Жестар-фелюш утер рукавом слезы с желтого, измученного лица.
— Не могу больше.
Ворота оказались запертыми. Над ними висел колокол с цепью, но мне казалось, что если я дерну за нее, то сам дам сигнал тревоги и взбудоражу всю мирно дремлющую округу. Дом стоял прямо напротив ворот, позади старого пустого водоема с вертикальной плитой солнечных часов. Пока я колебался, из двери дома вышел и широкими шагами пошел к нам высокий сухопарый монах со связкой ключей. Тощий, кожа да кости, седобородый, он был примерно одного возраста с Вандерпутом. Не взглянув на нас и не поздоровавшись, он открыл ворота, впустил нас и, как я заметил, снова запирать их не стал. Все так же молча провел нас в дом и тоже оставил дверь открытой. В полутемном сквозном коридоре было свежо и тихо, тишину нарушало только свистящее дыхание Вандерпута да плеск воды — посреди коридора был питьевой фонтанчик, рядом висела на цепочке кружка. Противоположный конец коридора выходил в залитый светом сад, где садовник в белом обрезал секатором розовый куст. Вандерпут нагнулся к фонтану и, жадно хлюпая, втянул в себя струю. Монах быстро шагал впереди нас, он отворил одну из дверей, и мы очутились в просторной темноватой библиотеке, на стене висело распятие и несколько плохо различимых гравюр. Из двух распахнутых окон падал косой свет и ложился на пол яркими пятнами, за окнами радостно трепетали листья. Тишина, птичий щебет, жужжанье пролетевшего шмеля, опять тишина и запах весны. Белая фигура воздвиглась в углу из-за стола и приблизилась к нам. На столе лежала стопка листочков, похожих на счета от поставщиков, авторучка с открытым колпачком, стоял телефон устаревшей модели. Я открыл рот, но заговорил с трудом — некоторые простые слова, которые другие произносят автоматически, для меня имели слишком большое значение.
— Здравствуйте, отец мой.
— Здравствуйте.
Голос был мягкий, красивый, глубокий, как-то особенно оттенявший царившую в зале тишину. Настоятель стоял спиной к свету, так что я видел только его белоснежную сутану, лицо же казалось бледным пятном, видел тонкую щель рта, очки, но не глаза за ними. Голова вырисовывалась на ослепительно-зеленом фоне молодой листвы. Он поднял руку, не давая мне продолжить:
— Я знаю, кто вы.
В голове у меня сразу мелькнуло: входная дверь и ворота остались открытыми.

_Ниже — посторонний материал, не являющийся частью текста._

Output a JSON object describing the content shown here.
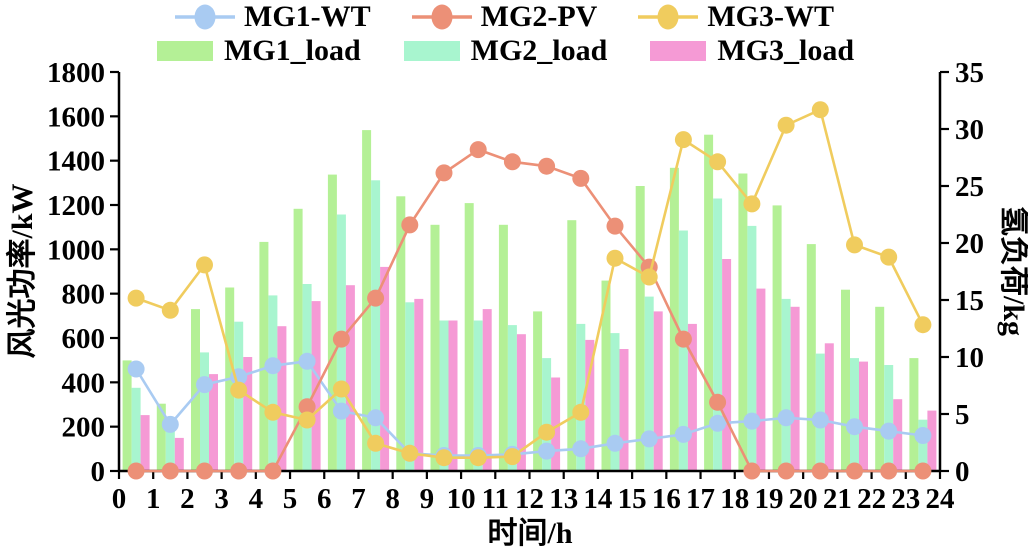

— Нам позвонили перед началом службы. Так что мы помолились и за вас, — торжественно прибавил он. — Звонили из мэрии. Они решили, что вы можете попросить у нас убежища. Конечно, чуть что, сразу подозревают нас.
Почудилось мне, или он и правда передернул плечами?
— Я думаю, тревога объявлена по всему району. Они знают, что вы покинули поезд около переезда в Фуйаке два часа назад. Вас ищут. Далеко вам не уйти.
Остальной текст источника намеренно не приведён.